Richard Lang Chandler
Richard is powerfully drawn to both the art of cityscape and that of landscape. While his paintings remain rooted in literal reality, they also reveal unseen forces that are continuously exerting themselves against the fixed boundaries of observed forms.
In his paintings, buildings undulate, skies and sidewalks are wildly dappled, and perspectives seem to head towards some extraordinary other-worldly denouement. Yet it all holds together in good order. Normal business is transacted without fuss or anxiety. The rhythms of nature continue to unfold in their timeless cycle. Figures, in fact, are not the least bit exercised by the explosion of cosmic colors electrifying their environments. A key message here: there is a relentless urgency to life whether one feels it or not.
For a moment the veil is parted and the hidden vibrancy animating the world is revealed.
What occurs to you, after spending some time with Richard’s work, is that while many of his subjects seem fixed and timeless, such as rooftops and streets, they’re rendered in a transitory, almost unstable way.

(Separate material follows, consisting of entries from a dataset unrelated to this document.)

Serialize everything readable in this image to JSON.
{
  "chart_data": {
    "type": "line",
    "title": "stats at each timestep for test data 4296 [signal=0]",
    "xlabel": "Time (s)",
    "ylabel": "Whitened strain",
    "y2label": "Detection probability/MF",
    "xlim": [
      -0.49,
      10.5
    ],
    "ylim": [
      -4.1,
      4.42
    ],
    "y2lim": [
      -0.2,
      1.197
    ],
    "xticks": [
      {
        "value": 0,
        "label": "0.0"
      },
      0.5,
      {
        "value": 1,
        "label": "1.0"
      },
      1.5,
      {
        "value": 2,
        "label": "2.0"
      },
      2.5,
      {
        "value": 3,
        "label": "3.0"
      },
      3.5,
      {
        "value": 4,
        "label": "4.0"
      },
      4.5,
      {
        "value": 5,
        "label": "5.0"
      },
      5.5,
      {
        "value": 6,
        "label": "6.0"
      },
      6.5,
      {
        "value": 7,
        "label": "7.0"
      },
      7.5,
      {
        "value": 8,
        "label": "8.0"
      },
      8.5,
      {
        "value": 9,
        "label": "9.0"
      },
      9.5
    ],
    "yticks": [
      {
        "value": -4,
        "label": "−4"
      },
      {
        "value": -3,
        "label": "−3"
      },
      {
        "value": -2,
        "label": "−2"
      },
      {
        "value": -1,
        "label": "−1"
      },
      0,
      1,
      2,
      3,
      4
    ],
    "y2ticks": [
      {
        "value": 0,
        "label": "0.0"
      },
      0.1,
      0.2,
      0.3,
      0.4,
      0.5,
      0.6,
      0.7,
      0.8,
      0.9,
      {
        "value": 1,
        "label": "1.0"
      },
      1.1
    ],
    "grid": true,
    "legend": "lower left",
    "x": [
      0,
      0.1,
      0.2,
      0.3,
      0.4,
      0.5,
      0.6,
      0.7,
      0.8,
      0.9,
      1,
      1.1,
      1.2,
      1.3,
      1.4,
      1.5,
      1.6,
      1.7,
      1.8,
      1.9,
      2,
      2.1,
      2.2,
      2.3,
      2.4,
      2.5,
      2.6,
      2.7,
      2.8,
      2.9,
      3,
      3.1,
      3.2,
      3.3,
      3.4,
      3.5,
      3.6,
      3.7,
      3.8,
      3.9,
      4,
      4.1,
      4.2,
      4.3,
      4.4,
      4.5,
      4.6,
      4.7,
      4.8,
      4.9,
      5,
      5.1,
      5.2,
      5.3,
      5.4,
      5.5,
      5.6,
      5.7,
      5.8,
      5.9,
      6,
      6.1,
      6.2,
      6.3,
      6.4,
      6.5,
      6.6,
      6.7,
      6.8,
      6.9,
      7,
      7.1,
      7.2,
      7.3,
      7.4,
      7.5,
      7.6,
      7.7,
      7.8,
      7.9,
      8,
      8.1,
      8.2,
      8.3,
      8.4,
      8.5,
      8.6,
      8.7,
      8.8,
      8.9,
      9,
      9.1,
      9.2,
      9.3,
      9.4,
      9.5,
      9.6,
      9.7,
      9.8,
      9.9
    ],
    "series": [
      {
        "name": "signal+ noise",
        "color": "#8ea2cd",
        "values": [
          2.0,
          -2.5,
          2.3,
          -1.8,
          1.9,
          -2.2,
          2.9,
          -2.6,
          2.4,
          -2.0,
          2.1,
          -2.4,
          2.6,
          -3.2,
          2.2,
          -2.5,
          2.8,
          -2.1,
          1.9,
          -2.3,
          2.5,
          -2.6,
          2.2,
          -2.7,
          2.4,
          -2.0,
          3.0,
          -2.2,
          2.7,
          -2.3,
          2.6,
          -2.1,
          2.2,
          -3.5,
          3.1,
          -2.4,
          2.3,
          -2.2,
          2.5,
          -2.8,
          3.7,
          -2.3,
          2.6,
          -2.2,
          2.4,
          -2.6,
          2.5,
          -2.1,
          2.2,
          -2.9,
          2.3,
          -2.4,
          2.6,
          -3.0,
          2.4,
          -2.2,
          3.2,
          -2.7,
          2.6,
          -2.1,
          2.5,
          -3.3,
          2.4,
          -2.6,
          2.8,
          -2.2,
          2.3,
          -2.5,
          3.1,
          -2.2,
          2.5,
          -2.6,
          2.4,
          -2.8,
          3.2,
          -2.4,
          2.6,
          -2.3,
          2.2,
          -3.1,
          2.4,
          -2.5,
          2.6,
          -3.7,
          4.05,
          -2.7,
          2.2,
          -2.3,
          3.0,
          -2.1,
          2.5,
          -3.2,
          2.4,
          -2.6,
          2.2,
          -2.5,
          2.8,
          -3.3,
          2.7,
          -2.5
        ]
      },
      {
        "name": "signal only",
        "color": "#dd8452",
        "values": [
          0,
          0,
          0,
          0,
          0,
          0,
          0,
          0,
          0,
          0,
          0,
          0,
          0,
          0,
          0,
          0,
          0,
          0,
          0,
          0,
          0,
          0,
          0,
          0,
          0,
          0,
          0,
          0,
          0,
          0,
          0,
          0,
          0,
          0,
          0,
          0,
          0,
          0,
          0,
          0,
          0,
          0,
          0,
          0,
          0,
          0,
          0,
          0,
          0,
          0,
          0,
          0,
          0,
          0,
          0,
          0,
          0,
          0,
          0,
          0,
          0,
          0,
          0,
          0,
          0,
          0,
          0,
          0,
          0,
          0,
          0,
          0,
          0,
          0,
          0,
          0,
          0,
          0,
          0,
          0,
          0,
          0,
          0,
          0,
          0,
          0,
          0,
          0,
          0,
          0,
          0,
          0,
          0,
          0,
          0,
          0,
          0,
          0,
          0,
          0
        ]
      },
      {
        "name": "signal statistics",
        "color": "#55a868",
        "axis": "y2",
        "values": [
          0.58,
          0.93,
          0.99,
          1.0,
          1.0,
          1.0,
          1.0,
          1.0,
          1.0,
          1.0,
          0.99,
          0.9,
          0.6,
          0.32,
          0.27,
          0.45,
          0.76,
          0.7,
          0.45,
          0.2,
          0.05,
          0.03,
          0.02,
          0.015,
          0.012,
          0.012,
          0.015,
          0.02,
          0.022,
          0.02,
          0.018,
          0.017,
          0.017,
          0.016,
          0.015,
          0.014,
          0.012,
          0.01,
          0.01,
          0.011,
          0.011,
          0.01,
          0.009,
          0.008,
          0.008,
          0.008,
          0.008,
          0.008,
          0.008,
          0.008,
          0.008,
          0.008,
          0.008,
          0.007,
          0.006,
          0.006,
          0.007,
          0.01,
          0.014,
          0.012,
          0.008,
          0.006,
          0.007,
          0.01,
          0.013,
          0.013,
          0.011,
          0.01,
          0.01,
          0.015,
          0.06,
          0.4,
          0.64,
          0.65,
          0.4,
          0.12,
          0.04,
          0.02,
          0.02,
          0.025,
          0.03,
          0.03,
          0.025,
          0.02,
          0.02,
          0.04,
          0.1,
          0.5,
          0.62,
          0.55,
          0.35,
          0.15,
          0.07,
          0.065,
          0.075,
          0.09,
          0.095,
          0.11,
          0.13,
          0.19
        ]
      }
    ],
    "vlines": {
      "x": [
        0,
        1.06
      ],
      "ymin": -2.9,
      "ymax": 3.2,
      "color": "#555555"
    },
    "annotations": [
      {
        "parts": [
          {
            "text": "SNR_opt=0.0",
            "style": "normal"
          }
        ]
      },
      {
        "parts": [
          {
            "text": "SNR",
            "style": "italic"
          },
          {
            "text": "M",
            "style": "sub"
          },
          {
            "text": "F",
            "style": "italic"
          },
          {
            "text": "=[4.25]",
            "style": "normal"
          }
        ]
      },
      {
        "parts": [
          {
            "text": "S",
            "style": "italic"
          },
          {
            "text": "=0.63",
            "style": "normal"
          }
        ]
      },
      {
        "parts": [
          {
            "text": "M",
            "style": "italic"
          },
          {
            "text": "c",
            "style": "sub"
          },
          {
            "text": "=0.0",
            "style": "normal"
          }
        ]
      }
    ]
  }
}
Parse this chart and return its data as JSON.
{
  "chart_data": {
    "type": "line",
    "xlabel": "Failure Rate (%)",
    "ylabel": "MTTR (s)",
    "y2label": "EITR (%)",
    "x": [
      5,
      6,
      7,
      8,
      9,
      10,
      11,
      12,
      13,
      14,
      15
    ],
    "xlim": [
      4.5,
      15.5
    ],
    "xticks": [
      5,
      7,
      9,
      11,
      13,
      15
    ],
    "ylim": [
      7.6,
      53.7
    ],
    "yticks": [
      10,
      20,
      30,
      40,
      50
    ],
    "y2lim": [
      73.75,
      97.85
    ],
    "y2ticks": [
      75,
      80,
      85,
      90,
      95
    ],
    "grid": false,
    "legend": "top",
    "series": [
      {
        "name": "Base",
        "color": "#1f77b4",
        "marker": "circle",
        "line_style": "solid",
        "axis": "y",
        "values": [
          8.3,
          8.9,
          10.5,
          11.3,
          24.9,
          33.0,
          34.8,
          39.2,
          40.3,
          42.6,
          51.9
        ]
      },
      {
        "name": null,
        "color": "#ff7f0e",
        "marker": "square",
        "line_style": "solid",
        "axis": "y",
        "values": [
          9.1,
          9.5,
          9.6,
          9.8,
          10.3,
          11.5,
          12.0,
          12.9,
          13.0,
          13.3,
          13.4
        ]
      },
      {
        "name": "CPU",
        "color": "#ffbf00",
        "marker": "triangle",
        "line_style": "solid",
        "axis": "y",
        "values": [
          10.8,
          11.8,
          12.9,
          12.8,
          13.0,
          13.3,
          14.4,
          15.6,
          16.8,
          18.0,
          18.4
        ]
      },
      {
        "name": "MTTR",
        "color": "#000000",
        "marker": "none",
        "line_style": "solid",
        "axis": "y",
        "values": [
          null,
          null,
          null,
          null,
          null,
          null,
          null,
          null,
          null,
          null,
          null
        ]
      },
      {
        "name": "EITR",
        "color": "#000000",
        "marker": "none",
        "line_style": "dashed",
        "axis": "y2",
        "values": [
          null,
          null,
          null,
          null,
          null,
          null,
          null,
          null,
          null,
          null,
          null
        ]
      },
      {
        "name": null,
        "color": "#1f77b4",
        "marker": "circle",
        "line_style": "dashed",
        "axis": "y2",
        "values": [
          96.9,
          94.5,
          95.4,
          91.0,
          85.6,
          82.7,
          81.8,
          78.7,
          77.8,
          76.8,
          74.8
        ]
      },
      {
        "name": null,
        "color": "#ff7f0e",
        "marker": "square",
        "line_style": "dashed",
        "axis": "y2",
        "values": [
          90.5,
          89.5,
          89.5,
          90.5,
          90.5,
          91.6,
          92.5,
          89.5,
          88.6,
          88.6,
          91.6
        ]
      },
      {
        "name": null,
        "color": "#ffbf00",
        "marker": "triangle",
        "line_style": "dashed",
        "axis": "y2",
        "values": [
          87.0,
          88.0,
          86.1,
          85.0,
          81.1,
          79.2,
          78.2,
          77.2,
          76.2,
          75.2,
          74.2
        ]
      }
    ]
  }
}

This gives the work a sense of possibility, of being in motion. He paints an instant that will never happen again, yet that is nonetheless captured in a subject that seems immovable.
There is truth in that idea, and he renders it with unique interest and beauty.
What strikes me first about Richard’s work? The amazing colors and the curved lines, and the unique perspective he brings to his buildings, streets, lampposts, and roads.
At first blush the buildings can seem a little off balance. But in the end, they are what ensure that Richard’s work never gets old. I love those curved buildings and curly lampposts. I also love the way his paintings transport me. I can get lost staring at his work, imagining I am there in Amsterdam or New York City or China. The table with its tulips and Vanity Fair: It’s a simple subject, but from Richard’s perspective it takes on interest and meaning, creating a warm and welcoming space for me.
I especially love “Howard Street.” New York is my home, though I am temporarily relocated on the opposite coast. When I am homesick, I look at “Howard Street” and there I am in downtown Manhattan, rushing to pick up something or get to the subway because I am running late. All the energy comes through, and that picks me up.
Richard Lang Chandler creates for the viewer a transcendent reality where every element of the landscape pulsates with energy and color, and, yet, welcomes her home. His images are a living testament to the beauty of urban spaces — Lisbon, New York, Amsterdam, Italian villages, and others — seen through eyes that capture a contemporary, dynamic sense of what it means to be human. His use of color and the exaggeration of natural form is nothing short of magic.